If UK lenders want to move into this country, they will require very significant resources. Naturally, a capital resource will be essential in order to provide the loans in the first place. But they will also have to conduct significant research and have the funds available to build a recognizable brand that outshines that of the lenders that are already here. Hence, it seems that most financial experts would now suggest that UK hard money lenders should not set themselves up as separate entities on this market, but rather that they partner with a firm that is already here.

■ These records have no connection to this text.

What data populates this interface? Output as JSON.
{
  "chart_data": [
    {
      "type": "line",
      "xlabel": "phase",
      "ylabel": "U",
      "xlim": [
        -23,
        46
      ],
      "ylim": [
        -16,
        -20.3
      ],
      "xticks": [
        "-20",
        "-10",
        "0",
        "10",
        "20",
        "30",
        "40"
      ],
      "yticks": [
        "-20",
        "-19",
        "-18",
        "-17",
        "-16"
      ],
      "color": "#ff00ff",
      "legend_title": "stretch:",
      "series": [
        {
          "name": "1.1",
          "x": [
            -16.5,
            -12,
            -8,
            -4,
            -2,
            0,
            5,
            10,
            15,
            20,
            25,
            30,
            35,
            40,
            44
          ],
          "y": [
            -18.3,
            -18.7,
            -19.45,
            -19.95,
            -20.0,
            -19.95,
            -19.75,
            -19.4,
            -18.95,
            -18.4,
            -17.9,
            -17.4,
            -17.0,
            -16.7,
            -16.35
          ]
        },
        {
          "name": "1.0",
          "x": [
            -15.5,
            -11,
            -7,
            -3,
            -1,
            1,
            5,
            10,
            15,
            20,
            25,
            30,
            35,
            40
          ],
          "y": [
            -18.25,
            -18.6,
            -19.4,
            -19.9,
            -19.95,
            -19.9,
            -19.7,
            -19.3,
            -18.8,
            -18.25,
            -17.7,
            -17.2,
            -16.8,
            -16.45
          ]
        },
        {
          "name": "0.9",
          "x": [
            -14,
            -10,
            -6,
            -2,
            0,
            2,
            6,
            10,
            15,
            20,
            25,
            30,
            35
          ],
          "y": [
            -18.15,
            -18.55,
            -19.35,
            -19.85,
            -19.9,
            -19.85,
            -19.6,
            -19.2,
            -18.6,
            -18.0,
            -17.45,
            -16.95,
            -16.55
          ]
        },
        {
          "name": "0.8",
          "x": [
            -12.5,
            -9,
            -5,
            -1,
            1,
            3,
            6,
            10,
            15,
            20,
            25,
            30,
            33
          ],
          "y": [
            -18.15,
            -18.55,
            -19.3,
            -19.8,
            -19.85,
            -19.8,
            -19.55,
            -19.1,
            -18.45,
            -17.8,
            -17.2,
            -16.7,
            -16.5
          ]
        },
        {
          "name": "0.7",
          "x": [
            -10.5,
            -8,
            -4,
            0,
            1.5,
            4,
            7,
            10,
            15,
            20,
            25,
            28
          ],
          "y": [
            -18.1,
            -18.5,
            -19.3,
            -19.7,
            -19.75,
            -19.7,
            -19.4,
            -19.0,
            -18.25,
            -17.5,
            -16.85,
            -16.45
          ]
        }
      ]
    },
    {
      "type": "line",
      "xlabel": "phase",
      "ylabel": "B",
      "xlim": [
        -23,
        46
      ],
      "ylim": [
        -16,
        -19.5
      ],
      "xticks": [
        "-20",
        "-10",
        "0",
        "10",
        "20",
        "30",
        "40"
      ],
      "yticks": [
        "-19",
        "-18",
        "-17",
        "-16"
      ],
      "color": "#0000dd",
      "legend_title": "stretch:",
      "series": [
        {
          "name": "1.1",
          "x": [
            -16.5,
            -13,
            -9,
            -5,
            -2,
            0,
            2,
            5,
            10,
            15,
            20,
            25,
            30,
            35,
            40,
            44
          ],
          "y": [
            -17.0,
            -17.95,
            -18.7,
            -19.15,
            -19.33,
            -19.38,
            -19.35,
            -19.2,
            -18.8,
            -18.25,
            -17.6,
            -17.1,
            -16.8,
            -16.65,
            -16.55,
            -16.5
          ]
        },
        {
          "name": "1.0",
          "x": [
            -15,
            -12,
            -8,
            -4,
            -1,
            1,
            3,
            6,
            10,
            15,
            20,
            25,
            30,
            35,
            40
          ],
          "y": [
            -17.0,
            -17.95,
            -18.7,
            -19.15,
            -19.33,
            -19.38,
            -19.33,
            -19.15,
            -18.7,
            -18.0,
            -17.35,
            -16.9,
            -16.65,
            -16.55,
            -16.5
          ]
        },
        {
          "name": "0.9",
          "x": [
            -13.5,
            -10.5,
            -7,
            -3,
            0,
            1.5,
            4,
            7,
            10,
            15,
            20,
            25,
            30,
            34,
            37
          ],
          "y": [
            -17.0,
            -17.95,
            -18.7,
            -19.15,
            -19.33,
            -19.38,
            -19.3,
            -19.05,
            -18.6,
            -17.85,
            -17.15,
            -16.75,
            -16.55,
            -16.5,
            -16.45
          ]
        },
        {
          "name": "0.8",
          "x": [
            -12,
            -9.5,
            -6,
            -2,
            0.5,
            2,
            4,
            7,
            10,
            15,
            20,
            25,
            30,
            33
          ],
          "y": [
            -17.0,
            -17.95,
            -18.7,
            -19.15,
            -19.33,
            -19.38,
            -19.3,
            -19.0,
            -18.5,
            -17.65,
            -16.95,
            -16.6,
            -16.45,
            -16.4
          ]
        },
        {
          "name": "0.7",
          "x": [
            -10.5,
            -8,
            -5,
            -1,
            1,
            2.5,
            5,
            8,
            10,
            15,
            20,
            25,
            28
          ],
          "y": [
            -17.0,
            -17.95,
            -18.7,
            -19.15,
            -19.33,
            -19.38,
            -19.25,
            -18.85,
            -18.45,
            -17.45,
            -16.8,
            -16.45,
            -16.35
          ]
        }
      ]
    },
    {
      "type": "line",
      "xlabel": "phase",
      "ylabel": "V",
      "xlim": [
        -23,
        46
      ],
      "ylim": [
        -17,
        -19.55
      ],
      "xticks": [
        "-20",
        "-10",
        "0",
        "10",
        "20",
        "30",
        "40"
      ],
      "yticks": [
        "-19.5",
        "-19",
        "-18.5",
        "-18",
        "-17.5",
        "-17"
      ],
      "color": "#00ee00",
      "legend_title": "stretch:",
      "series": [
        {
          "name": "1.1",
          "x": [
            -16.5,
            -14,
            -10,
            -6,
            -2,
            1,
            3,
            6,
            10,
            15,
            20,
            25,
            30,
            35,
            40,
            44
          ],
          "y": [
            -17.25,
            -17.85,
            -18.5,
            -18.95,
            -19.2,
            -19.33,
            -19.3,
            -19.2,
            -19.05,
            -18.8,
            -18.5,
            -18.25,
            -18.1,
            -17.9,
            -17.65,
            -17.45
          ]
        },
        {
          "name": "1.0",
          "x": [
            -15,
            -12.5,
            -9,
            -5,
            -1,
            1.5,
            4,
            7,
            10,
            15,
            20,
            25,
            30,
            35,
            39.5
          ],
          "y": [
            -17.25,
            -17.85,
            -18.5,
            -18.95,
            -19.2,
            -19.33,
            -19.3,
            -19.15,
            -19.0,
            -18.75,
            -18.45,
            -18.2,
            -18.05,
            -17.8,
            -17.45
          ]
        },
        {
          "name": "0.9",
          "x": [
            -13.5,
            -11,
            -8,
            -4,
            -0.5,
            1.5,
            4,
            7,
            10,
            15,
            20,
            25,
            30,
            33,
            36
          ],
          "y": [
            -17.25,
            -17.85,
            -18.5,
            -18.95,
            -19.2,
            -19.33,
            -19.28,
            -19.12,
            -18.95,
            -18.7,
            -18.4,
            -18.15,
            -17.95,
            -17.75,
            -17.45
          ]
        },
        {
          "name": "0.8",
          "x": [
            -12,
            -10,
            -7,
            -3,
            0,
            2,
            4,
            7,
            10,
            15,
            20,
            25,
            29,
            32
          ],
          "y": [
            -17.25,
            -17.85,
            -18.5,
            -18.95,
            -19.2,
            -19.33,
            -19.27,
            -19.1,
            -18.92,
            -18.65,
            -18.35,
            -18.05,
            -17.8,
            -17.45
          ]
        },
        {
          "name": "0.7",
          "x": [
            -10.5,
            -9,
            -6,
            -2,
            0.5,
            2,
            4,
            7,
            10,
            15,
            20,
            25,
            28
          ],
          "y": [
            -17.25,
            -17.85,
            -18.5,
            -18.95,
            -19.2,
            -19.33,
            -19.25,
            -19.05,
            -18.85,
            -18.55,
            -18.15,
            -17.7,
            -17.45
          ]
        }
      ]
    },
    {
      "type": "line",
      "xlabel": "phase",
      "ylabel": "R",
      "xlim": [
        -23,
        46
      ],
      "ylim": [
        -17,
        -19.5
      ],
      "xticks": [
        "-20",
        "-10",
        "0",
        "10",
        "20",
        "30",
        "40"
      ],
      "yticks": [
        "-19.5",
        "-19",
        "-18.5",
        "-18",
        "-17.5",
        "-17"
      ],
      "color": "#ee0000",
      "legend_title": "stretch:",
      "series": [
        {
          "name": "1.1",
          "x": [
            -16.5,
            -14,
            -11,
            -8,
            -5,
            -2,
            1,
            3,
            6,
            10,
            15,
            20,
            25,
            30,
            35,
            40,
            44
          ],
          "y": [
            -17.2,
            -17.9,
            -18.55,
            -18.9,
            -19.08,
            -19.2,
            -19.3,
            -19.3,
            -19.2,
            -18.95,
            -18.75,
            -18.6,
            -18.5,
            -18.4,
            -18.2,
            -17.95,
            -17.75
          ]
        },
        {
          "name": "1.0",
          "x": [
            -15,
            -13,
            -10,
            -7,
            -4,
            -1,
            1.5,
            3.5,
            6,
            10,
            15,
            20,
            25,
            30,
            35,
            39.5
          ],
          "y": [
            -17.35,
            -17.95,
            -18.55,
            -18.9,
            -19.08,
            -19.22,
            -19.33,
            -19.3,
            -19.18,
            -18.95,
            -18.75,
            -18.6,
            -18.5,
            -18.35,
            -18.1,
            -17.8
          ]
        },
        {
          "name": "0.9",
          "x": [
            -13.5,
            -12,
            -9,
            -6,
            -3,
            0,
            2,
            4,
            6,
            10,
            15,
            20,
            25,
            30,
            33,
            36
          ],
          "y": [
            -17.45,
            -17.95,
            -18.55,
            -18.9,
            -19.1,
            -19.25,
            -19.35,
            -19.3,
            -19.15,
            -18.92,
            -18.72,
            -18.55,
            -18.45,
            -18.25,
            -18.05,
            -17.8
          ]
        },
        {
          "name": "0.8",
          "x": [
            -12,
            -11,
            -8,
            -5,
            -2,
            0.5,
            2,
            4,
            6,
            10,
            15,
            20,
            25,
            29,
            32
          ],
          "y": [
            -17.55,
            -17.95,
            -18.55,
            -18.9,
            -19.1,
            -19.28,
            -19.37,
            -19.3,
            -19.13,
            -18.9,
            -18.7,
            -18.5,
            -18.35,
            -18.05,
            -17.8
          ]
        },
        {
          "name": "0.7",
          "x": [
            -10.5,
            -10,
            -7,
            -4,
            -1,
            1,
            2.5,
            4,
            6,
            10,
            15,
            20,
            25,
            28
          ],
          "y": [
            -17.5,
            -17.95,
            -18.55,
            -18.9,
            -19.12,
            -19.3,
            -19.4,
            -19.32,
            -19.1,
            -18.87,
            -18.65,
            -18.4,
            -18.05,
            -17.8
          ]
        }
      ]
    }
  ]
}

In order to complete an international expansion, and certainly one as far in distance as between the UK and this country, will require significant due diligence and a lot of research. Additionally, it means the lenders must start to build a local professional network, which takes time. For many existing private lenders, this is too big of a hurdle to overcome.

Another potential issue is the fragmentation of the market. Each state has different rules in relation to the recovery of hard money loans. For instance, it is very easy to achieve foreclosure in California, but much more difficult in New Jersey, Florida, and New York. This disparity is something that foreign lenders find hard to work with.

Texas processes foreclosures fastest, with an average of 90 days. At the other end is New York, with an average of 1,019 days. Experts say there are pros and cons to getting through them both too fast and too slow. The national average is 348 days to complete a foreclosure.

At the same time, the market for financial services in this country is one of the most sophisticated in the world. This means that those looking for bridging opportunities often already have somewhere to go. It would be nearly impossible for a foreign investor to be able to compete with this.

Nevertheless, throughout its history, this country has been the land of opportunity. From the gold rush to oil to real estate, it is where people can obtain untold riches if they can conquer the market. That is a dangling carrot that some investors simply find too hard to resist.